Speaker Programs

Nature Society speaker programs are held from October to April at the Royal Oak Middle School located at 709 North Washington, between 11 Mile Road and Catalpa.  There is a General Meeting of the Nature Society that takes place a few minutes before the speaker program commences. The speaker programs are usually held on the first Wednesday of the month unless otherwise noted and start at 7:30 pm. The programs are usually slide shows focusing on various natural history topics. If you watch nature programs on PBS or the Discovery channel, our program is better because you can meet afterwards and ask the speakers questions. All Speaker Programs are free and open to everyone. Preregistration is not required.

Upcoming Programs


"Turkey Vultures: The Ghoulish Gourmand " speaker program is being held on December 5th, 2018, beginning 7:30 pm at the Royal Oak Middle School.   Dorothy McLeer, Program Coordinator and an Interpretive Naturalist at the University of Michigan-Dearborn Environmental Interpretive Center, will talk about these masters of the migratory winds that often go unappreciated for their vital job as part of nature's clean-up crew.  Come join us and learn some of their surprising “tricks of the trade” and about their unique adaptations as the ghoulish gourmand of the bird world as well as some local locations to observe the phenomenon of seasonal raptor migration.     

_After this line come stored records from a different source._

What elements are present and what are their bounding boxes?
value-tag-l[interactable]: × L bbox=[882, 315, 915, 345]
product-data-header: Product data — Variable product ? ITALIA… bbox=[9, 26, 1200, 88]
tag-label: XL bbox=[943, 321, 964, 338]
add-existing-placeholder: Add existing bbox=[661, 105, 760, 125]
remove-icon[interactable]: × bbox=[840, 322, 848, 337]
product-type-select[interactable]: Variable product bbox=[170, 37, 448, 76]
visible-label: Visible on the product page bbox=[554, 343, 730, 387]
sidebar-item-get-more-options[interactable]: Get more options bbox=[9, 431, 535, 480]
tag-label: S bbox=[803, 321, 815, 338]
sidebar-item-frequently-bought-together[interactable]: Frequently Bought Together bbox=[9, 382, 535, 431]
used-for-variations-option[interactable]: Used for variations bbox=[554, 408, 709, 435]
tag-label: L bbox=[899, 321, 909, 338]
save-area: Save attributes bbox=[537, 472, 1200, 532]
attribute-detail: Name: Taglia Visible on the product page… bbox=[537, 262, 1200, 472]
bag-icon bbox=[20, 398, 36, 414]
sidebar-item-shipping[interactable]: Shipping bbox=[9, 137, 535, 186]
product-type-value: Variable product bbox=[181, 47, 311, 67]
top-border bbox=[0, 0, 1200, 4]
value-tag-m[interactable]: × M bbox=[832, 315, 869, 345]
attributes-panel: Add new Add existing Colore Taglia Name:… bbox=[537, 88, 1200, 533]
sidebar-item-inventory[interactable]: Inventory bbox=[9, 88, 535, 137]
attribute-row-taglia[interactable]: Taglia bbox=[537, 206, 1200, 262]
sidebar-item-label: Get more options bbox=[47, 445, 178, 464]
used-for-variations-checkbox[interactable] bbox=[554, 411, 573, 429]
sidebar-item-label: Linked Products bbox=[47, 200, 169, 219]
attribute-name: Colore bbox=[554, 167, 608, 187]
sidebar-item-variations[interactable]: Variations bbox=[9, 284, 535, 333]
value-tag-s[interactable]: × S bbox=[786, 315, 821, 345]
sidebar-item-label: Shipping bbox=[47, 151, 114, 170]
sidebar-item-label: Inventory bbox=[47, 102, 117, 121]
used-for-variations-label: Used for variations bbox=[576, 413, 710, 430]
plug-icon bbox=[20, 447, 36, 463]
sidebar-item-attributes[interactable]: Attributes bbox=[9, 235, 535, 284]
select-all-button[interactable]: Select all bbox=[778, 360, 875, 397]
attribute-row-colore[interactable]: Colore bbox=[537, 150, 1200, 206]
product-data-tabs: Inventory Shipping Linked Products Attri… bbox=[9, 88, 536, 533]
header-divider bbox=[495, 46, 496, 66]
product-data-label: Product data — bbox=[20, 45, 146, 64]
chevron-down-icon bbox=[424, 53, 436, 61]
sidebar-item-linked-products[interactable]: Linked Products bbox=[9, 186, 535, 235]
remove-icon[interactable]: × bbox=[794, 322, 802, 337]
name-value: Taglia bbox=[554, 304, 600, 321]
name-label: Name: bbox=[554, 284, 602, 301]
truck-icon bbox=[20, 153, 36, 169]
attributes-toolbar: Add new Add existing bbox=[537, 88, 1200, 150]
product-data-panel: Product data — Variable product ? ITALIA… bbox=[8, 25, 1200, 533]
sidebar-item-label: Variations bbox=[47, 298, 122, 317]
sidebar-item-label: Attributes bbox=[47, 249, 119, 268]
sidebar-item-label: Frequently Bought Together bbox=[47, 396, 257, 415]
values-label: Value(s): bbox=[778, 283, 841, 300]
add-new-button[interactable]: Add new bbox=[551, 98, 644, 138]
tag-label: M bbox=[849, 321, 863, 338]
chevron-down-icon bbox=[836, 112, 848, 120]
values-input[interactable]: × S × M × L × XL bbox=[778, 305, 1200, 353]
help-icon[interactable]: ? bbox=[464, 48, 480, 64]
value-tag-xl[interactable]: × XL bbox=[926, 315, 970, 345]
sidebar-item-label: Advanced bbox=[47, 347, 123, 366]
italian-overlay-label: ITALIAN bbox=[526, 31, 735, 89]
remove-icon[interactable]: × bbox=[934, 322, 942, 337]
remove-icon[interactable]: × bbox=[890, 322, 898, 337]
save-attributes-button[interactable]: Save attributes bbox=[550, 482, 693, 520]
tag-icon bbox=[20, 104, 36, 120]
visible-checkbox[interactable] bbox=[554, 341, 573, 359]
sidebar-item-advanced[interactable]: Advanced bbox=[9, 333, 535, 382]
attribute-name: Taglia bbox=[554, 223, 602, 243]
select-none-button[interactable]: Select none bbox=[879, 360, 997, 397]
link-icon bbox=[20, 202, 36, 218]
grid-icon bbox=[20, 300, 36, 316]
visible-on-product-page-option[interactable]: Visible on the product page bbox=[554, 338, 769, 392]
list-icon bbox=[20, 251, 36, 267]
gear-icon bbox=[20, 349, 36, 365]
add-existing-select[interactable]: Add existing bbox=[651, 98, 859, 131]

The Nature Society and the Friends of Fungi mycology club will hold a joint session on Wednesday, January 9th, 2019, at the Royal Oak Middle School beginning at 7:30 pm.  The program, “Fungi Fundamentals,” will be presented by Mary Fredricks, the Nature Society mycologist.  This is an introduction to the amazingly diverse group of organisms that include the mushrooms that you put on your pizza, the morels your neighbor finds in a secret spot and raves about, the crusts covering logs in the woods, the strange growths in your lawn that appear after a rain, and much more. 

"Monarch Biology and Conservation" speaker program is being held on Wednesday, February 6th, 2019, beginning 7:30 pm at the Royal Oak Middle School (709 N. Washington).  Monarchs used to dance in our gardens but today, it's hard to find them.  They face perils in nature and the changing landscape from human progress has made their numbers and future survival uncertain.  Monarch caterpillars depend on one type of food source which isn't favored by farmers and is eradicated for its toxic content and habit of spreading.  Yet, it's the state butterfly for many.  A recent movement has sprung up to take steps to conserve this magnificent migrating butterfly.  Debbie Johnson, Monarch Watch Conservation Specialist, will spend time looking at biology, migration, natural enemies, man made threats to its survival and easy methods that anyone can do to help them survive.